Me parece, además, que mis hijas vuelan solas y que debo encontrar un banco de medidas convenientes para rematar una parcela del salón. Hay días en los que fantaseo con una buena fuga y otros en los que ato los cordones de los zapatos a las patas de mi silla.

Estoy deseando cumplir cincuenta años, me gusta el último color de mi pelo y me cuesta ir al gimnasio que pago religiosamente para casi nada. Hoy recibo en casa a dos tíos, un primo, un hermano, una cuñada, un sobrino y a mi madre y aún no sé qué habrá sobre la mesa, pero nada me perturba, ni siquiera la idea de las colas en un mercado que arderá al rojo vivo.  El vino que habrá en mi mesa lo inauguré ayer, en la tarde de silencio y armonía con los ruidos de la casa, y fue un disfrute cavo y rojo tan solemne que quiero repetir as soon as possible.

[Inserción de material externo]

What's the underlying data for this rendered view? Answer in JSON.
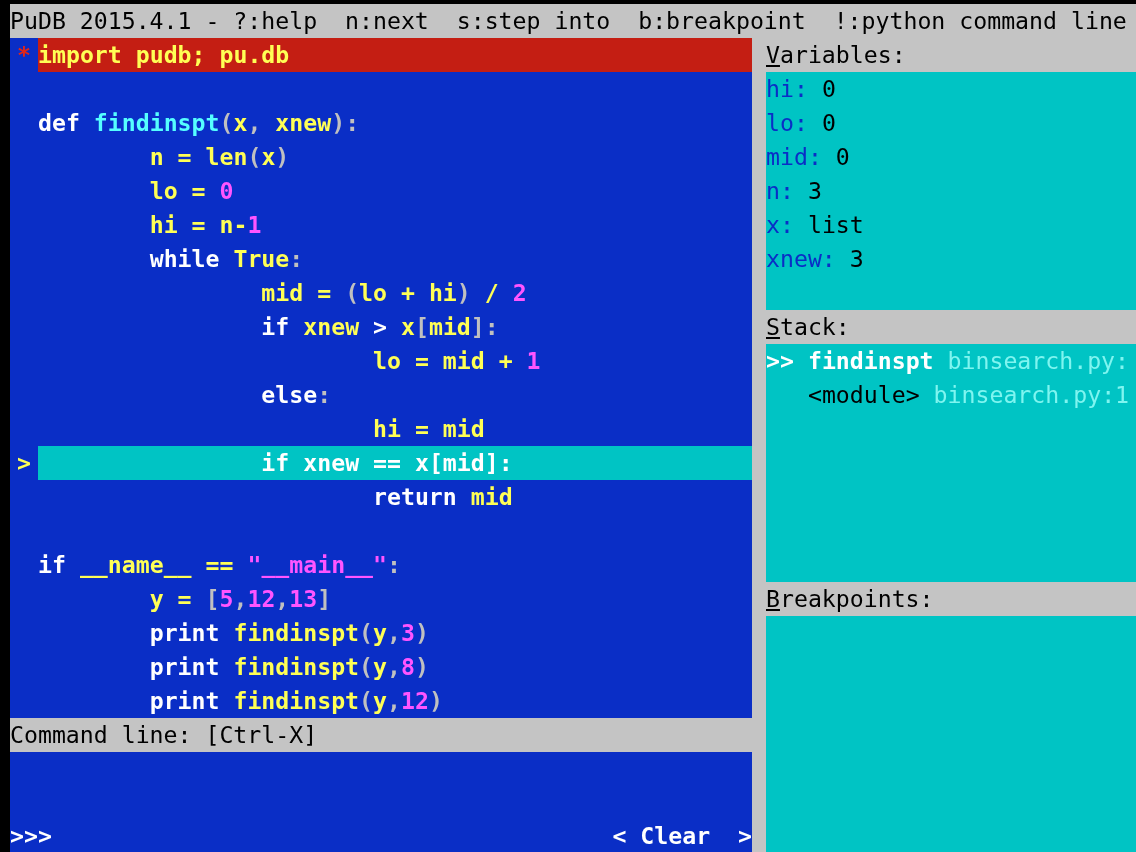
{
  "title_bar": {
    "text": "PuDB 2015.4.1 - ?:help  n:next  s:step into  b:breakpoint  !:python command line"
  },
  "source": {
    "lines": [
      {
        "kind": "breakpoint",
        "marker": "*",
        "tokens": [
          {
            "kind": "name",
            "t": "import pudb; pu.db"
          }
        ]
      },
      {
        "kind": "blank"
      },
      {
        "kind": "normal",
        "tokens": [
          {
            "kind": "kw",
            "t": "def "
          },
          {
            "kind": "func",
            "t": "findinspt"
          },
          {
            "kind": "punct",
            "t": "("
          },
          {
            "kind": "name",
            "t": "x"
          },
          {
            "kind": "punct",
            "t": ", "
          },
          {
            "kind": "name",
            "t": "xnew"
          },
          {
            "kind": "punct",
            "t": "):"
          }
        ],
        "children": [
          {
            "kind": "normal",
            "tokens": [
              {
                "kind": "name",
                "t": "n = len"
              },
              {
                "kind": "punct",
                "t": "("
              },
              {
                "kind": "name",
                "t": "x"
              },
              {
                "kind": "punct",
                "t": ")"
              }
            ]
          },
          {
            "kind": "normal",
            "tokens": [
              {
                "kind": "name",
                "t": "lo = "
              },
              {
                "kind": "num",
                "t": "0"
              }
            ]
          },
          {
            "kind": "normal",
            "tokens": [
              {
                "kind": "name",
                "t": "hi = n-"
              },
              {
                "kind": "num",
                "t": "1"
              }
            ]
          },
          {
            "kind": "normal",
            "tokens": [
              {
                "kind": "kw",
                "t": "while "
              },
              {
                "kind": "name",
                "t": "True"
              },
              {
                "kind": "punct",
                "t": ":"
              }
            ],
            "children": [
              {
                "kind": "normal",
                "tokens": [
                  {
                    "kind": "name",
                    "t": "mid = "
                  },
                  {
                    "kind": "punct",
                    "t": "("
                  },
                  {
                    "kind": "name",
                    "t": "lo + hi"
                  },
                  {
                    "kind": "punct",
                    "t": ")"
                  },
                  {
                    "kind": "name",
                    "t": " / "
                  },
                  {
                    "kind": "num",
                    "t": "2"
                  }
                ]
              },
              {
                "kind": "normal",
                "tokens": [
                  {
                    "kind": "kw",
                    "t": "if "
                  },
                  {
                    "kind": "name",
                    "t": "xnew "
                  },
                  {
                    "kind": "plain",
                    "t": "> "
                  },
                  {
                    "kind": "name",
                    "t": "x"
                  },
                  {
                    "kind": "punct",
                    "t": "["
                  },
                  {
                    "kind": "name",
                    "t": "mid"
                  },
                  {
                    "kind": "punct",
                    "t": "]:"
                  }
                ],
                "children": [
                  {
                    "kind": "normal",
                    "tokens": [
                      {
                        "kind": "name",
                        "t": "lo = mid + "
                      },
                      {
                        "kind": "num",
                        "t": "1"
                      }
                    ]
                  }
                ]
              },
              {
                "kind": "normal",
                "tokens": [
                  {
                    "kind": "kw",
                    "t": "else"
                  },
                  {
                    "kind": "punct",
                    "t": ":"
                  }
                ],
                "children": [
                  {
                    "kind": "normal",
                    "tokens": [
                      {
                        "kind": "name",
                        "t": "hi = mid"
                      }
                    ]
                  }
                ]
              },
              {
                "kind": "current",
                "marker": ">",
                "tokens": [
                  {
                    "kind": "kw",
                    "t": "if "
                  },
                  {
                    "kind": "name",
                    "t": "xnew == x"
                  },
                  {
                    "kind": "punct",
                    "t": "["
                  },
                  {
                    "kind": "name",
                    "t": "mid"
                  },
                  {
                    "kind": "punct",
                    "t": "]:"
                  }
                ],
                "children": [
                  {
                    "kind": "normal",
                    "tokens": [
                      {
                        "kind": "kw",
                        "t": "return "
                      },
                      {
                        "kind": "name",
                        "t": "mid"
                      }
                    ]
                  }
                ]
              }
            ]
          }
        ]
      },
      {
        "kind": "blank"
      },
      {
        "kind": "normal",
        "tokens": [
          {
            "kind": "kw",
            "t": "if "
          },
          {
            "kind": "name",
            "t": "__name__ == "
          },
          {
            "kind": "str",
            "t": "\"__main__\""
          },
          {
            "kind": "punct",
            "t": ":"
          }
        ],
        "children": [
          {
            "kind": "normal",
            "tokens": [
              {
                "kind": "name",
                "t": "y = "
              },
              {
                "kind": "punct",
                "t": "["
              },
              {
                "kind": "num",
                "t": "5"
              },
              {
                "kind": "punct",
                "t": ","
              },
              {
                "kind": "num",
                "t": "12"
              },
              {
                "kind": "punct",
                "t": ","
              },
              {
                "kind": "num",
                "t": "13"
              },
              {
                "kind": "punct",
                "t": "]"
              }
            ]
          },
          {
            "kind": "normal",
            "tokens": [
              {
                "kind": "kw",
                "t": "print "
              },
              {
                "kind": "name",
                "t": "findinspt"
              },
              {
                "kind": "punct",
                "t": "("
              },
              {
                "kind": "name",
                "t": "y"
              },
              {
                "kind": "punct",
                "t": ","
              },
              {
                "kind": "num",
                "t": "3"
              },
              {
                "kind": "punct",
                "t": ")"
              }
            ]
          },
          {
            "kind": "normal",
            "tokens": [
              {
                "kind": "kw",
                "t": "print "
              },
              {
                "kind": "name",
                "t": "findinspt"
              },
              {
                "kind": "punct",
                "t": "("
              },
              {
                "kind": "name",
                "t": "y"
              },
              {
                "kind": "punct",
                "t": ","
              },
              {
                "kind": "num",
                "t": "8"
              },
              {
                "kind": "punct",
                "t": ")"
              }
            ]
          },
          {
            "kind": "normal",
            "tokens": [
              {
                "kind": "kw",
                "t": "print "
              },
              {
                "kind": "name",
                "t": "findinspt"
              },
              {
                "kind": "punct",
                "t": "("
              },
              {
                "kind": "name",
                "t": "y"
              },
              {
                "kind": "punct",
                "t": ","
              },
              {
                "kind": "num",
                "t": "12"
              },
              {
                "kind": "punct",
                "t": ")"
              }
            ]
          }
        ]
      }
    ]
  },
  "command_line": {
    "header": "Command line: [Ctrl-X]",
    "prompt": ">>>",
    "clear_button": "< Clear  >"
  },
  "variables": {
    "title": "Variables:",
    "hotkey_underline": true,
    "items": [
      {
        "name": "hi:",
        "value": "0"
      },
      {
        "name": "lo:",
        "value": "0"
      },
      {
        "name": "mid:",
        "value": "0"
      },
      {
        "name": "n:",
        "value": "3"
      },
      {
        "name": "x:",
        "value": "list"
      },
      {
        "name": "xnew:",
        "value": "3"
      }
    ]
  },
  "stack": {
    "title": "Stack:",
    "hotkey_underline": true,
    "frames": [
      {
        "selected": true,
        "marker": ">>",
        "function": "findinspt",
        "location": "binsearch.py:"
      },
      {
        "selected": false,
        "function": "<module>",
        "location": "binsearch.py:1"
      }
    ]
  },
  "breakpoints": {
    "title": "Breakpoints:",
    "hotkey_underline": true
  }
}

He colgado mi acuarela, cariñoso regalo de Cristóbal Toral, justo a mi derecha. Lo miro y me parece que siempre fue su sitio, antes de ser.

Y poco más, querida Sylvia Plath

P.P.Las células malotas se agolpan en mi ojo, cual termitas. Espero que la línea Maginot que ha construido mi médico astur y sabio aguante el empujón de esas desalmadas que no se dejan ver si no es al microscopio. Por lo demás, tengo dos piernas y dos manos y una lista de queridos amigos a los que debo devolver sus cálidas llamadas. Y salir de paseo, y romper la barrera del sonido con un grito de guerra en plena Castellana, se me ocurre. Porque hoy es Nochebuena y el plan parece abierto, vengan las tempestades y la luna.